CategorySecurity -
CategoryWeb
Input Validation Vulnerability
Validating all input with eDeveloper is easier and less effort than one might think when you design your system well and you think a while about "integrated content management". During runtime you get plenty of information from the environment (variable name, picture, the name of the program which currently executes, ...) to identify the exact "type" (domain) of a parameter variable and the context. (CustomerName, Street Address, credit card number, ...). The
"Magic debuggers" known from old versions should give you an idea of whats possible.
In a well designed system you can - based on this runtime information - write yourself generic programs (functions) to check against constraints which you maybe have stored in a database or memory table. Maybe even together with the "context" (program name, template used, ...). No need to hardcode everything.
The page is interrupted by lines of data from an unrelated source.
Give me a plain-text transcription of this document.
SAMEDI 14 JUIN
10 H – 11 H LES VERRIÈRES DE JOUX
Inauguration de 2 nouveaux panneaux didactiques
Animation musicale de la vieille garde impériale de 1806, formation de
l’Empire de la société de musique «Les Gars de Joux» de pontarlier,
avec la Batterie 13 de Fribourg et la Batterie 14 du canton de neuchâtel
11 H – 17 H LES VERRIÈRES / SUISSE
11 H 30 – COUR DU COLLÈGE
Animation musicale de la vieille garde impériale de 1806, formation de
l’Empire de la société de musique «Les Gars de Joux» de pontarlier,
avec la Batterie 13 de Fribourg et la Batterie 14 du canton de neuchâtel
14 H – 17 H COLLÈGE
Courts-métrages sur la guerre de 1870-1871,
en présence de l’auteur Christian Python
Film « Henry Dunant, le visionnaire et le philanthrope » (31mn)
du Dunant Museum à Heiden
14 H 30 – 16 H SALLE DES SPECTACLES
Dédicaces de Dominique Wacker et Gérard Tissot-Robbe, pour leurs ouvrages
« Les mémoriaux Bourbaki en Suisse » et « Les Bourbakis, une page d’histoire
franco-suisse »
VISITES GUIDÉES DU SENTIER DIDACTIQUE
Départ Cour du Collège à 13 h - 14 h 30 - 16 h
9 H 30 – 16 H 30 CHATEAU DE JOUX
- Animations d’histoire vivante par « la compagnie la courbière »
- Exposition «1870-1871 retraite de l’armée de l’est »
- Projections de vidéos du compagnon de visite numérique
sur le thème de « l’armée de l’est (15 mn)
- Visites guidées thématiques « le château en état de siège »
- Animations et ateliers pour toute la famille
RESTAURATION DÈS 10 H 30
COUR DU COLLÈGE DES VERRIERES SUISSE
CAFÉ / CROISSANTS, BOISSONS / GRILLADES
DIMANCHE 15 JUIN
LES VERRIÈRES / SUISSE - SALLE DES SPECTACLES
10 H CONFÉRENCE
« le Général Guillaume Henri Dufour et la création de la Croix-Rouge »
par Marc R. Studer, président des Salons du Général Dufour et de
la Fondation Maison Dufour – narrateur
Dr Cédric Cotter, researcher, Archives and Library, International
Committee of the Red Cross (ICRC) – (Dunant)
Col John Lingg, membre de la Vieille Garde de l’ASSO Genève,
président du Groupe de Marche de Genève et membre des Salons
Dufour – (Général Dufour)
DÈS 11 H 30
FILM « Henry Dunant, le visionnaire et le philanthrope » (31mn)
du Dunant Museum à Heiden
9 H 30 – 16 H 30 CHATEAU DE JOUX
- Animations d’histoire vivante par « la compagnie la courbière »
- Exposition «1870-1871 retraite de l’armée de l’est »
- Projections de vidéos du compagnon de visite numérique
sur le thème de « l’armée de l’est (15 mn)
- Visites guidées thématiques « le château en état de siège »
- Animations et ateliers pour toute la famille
The possibilities this approach allows you are sweeping and eDeveloper then has clear advantages in this respect over many other web application developmemnt environments.
All input to your web application needs to be validated.
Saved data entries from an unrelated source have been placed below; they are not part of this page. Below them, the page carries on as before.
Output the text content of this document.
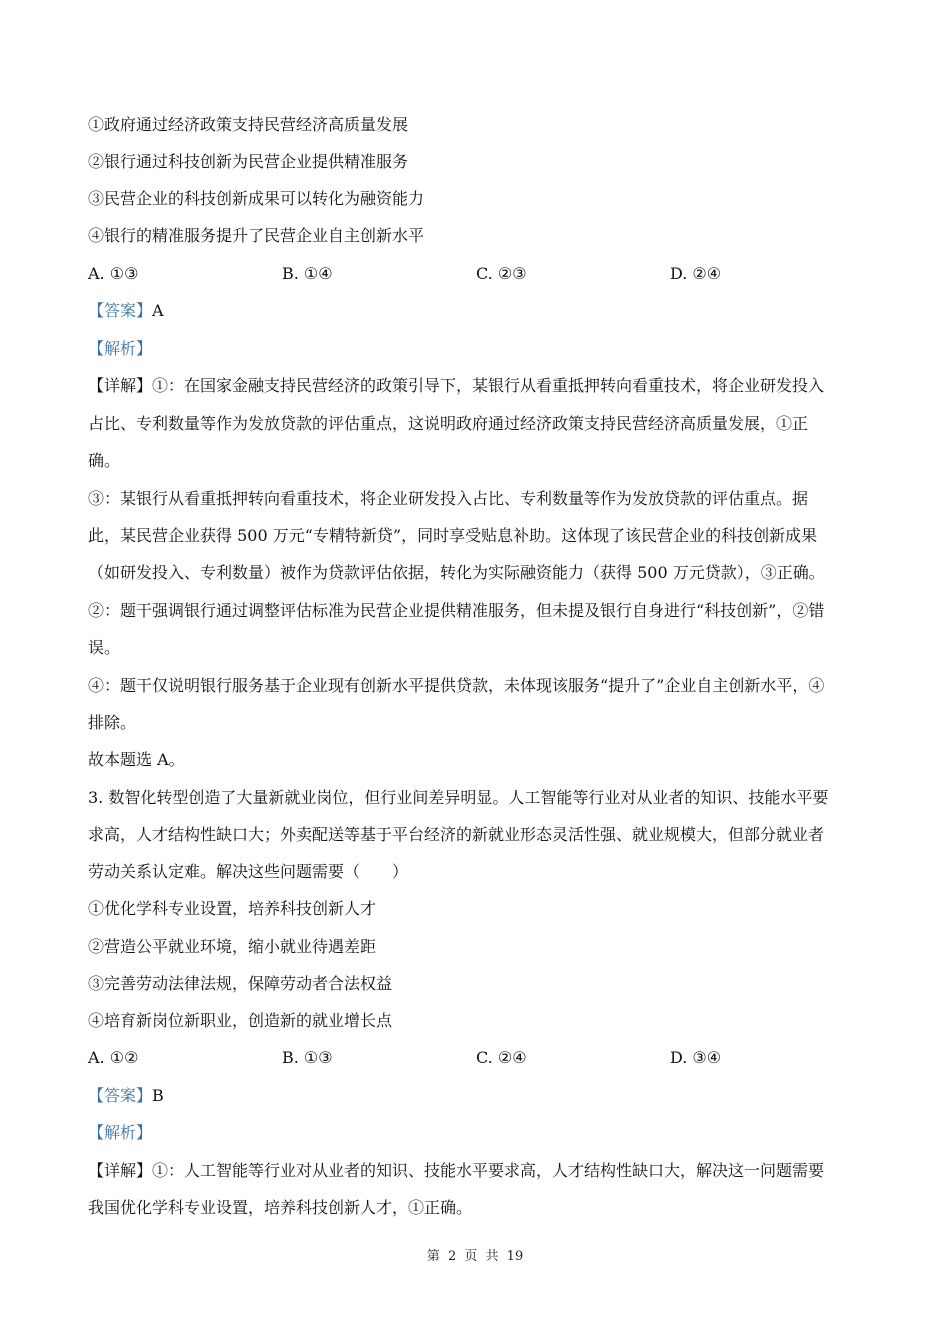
①政府通过经济政策支持民营经济高质量发展
②银行通过科技创新为民营企业提供精准服务
③民营企业的科技创新成果可以转化为融资能力
④银行的精准服务提升了民营企业自主创新水平
A. ①③	B. ①④	C. ②③	D. ②④
【答案】A
【解析】
【详解】①：在国家金融支持民营经济的政策引导下，某银行从看重抵押转向看重技术，将企业研发投入
占比、专利数量等作为发放贷款的评估重点，这说明政府通过经济政策支持民营经济高质量发展，①正
确。
③：某银行从看重抵押转向看重技术，将企业研发投入占比、专利数量等作为发放贷款的评估重点。据
此，某民营企业获得 500 万元“专精特新贷”，同时享受贴息补助。这体现了该民营企业的科技创新成果
（如研发投入、专利数量）被作为贷款评估依据，转化为实际融资能力（获得 500 万元贷款），③正确。
②：题干强调银行通过调整评估标准为民营企业提供精准服务，但未提及银行自身进行“科技创新”，②错
误。
④：题干仅说明银行服务基于企业现有创新水平提供贷款，未体现该服务“提升了”企业自主创新水平，④
排除。
故本题选 A。
3. 数智化转型创造了大量新就业岗位，但行业间差异明显。人工智能等行业对从业者的知识、技能水平要
求高，人才结构性缺口大；外卖配送等基于平台经济的新就业形态灵活性强、就业规模大，但部分就业者
劳动关系认定难。解决这些问题需要（　　）
①优化学科专业设置，培养科技创新人才
②营造公平就业环境，缩小就业待遇差距
③完善劳动法律法规，保障劳动者合法权益
④培育新岗位新职业，创造新的就业增长点
A. ①②	B. ①③	C. ②④	D. ③④
【答案】B
【解析】
【详解】①：人工智能等行业对从业者的知识、技能水平要求高，人才结构性缺口大，解决这一问题需要
我国优化学科专业设置，培养科技创新人才，①正确。
第 2 页 共 19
Invalid or missing input validation leads to almost all of the major vulnerabilities in (web) applications. On the other hand: proper input validation is one of the strongest measures helping fight almost all web application attacks as of today. It effectively helps helps preventing
Cross Site Scripting (XSS),
SQL injections,
buffer overflows, format string attacks, cookie poisoning ... (the list is long).
When you program your eDeveloper server side programs its a good approach to assume that all input is malicious. You should
never rely on client-side validation - which you may have built into a html page by adding some Java Script. Be aware of the fact that all input to your web application could have been tampered and
use client side validation for quick user responsiveness only.
The parts of the http/https request to your Magic applications which can be tampered are:
- URL
- Cookies
- Form fields
- Hidden fields
- HTTP headers
Consider constraining all input through entry points and encode all output thru exit points (output validation) - wherever possible (:= centralized code. Scattered code is hard to maintain).
Wherever possible check all parameters against a strict format that specifies exactly what input will be allowed.
This is called "positive" or "white list" validation. Negative approaches are much harder to maintain and are not likely to be effective.
Regular expressions are invaluable when it comes to input validation and sanitation of parameters for your Internet programs.
If you want for instance ensure that a paramter for your program does only contain word characters (letter, digits and underscore character) and is least 3 characters long but not longer than 30 characters you would simply use an reguslar expression like following: ^[A-Za-z0-9\_]{3,30}$ or (shorter) \w{3,30}. See the page on regular expressions for more sophisticated input validation based on regular expressions.
Note that above check is a "white list" check. You check for valid characters! It would be wrong to check for invalid or "bad" characters. There might be some ways of encoding malicious data in a way which passses you sanitation which you are simply not aware of.
Unfortunately eDevloper does not (yet) have functions which allow to check if a given string matches a regular expression or not. You need to find yourself a library or ActiveX.
Note: Since we talk about internet and security here ... be sure that it is really a good library or control. Particular important is that the library/control is thread safe and does not give unpredictable results when you do your validations in a parallel execution task or in a program ran by a multi-threaded Enterprise Server. If a developer can't tell you if a library is thread-safe or not ... DON'T use it for internet. You may open a serious security hole; maybe even a backdoor to your system.
Use eDeveloper strongly typed parameters and variables and do not use GetParam() as alternative method for a Magic & Internet program to receive input.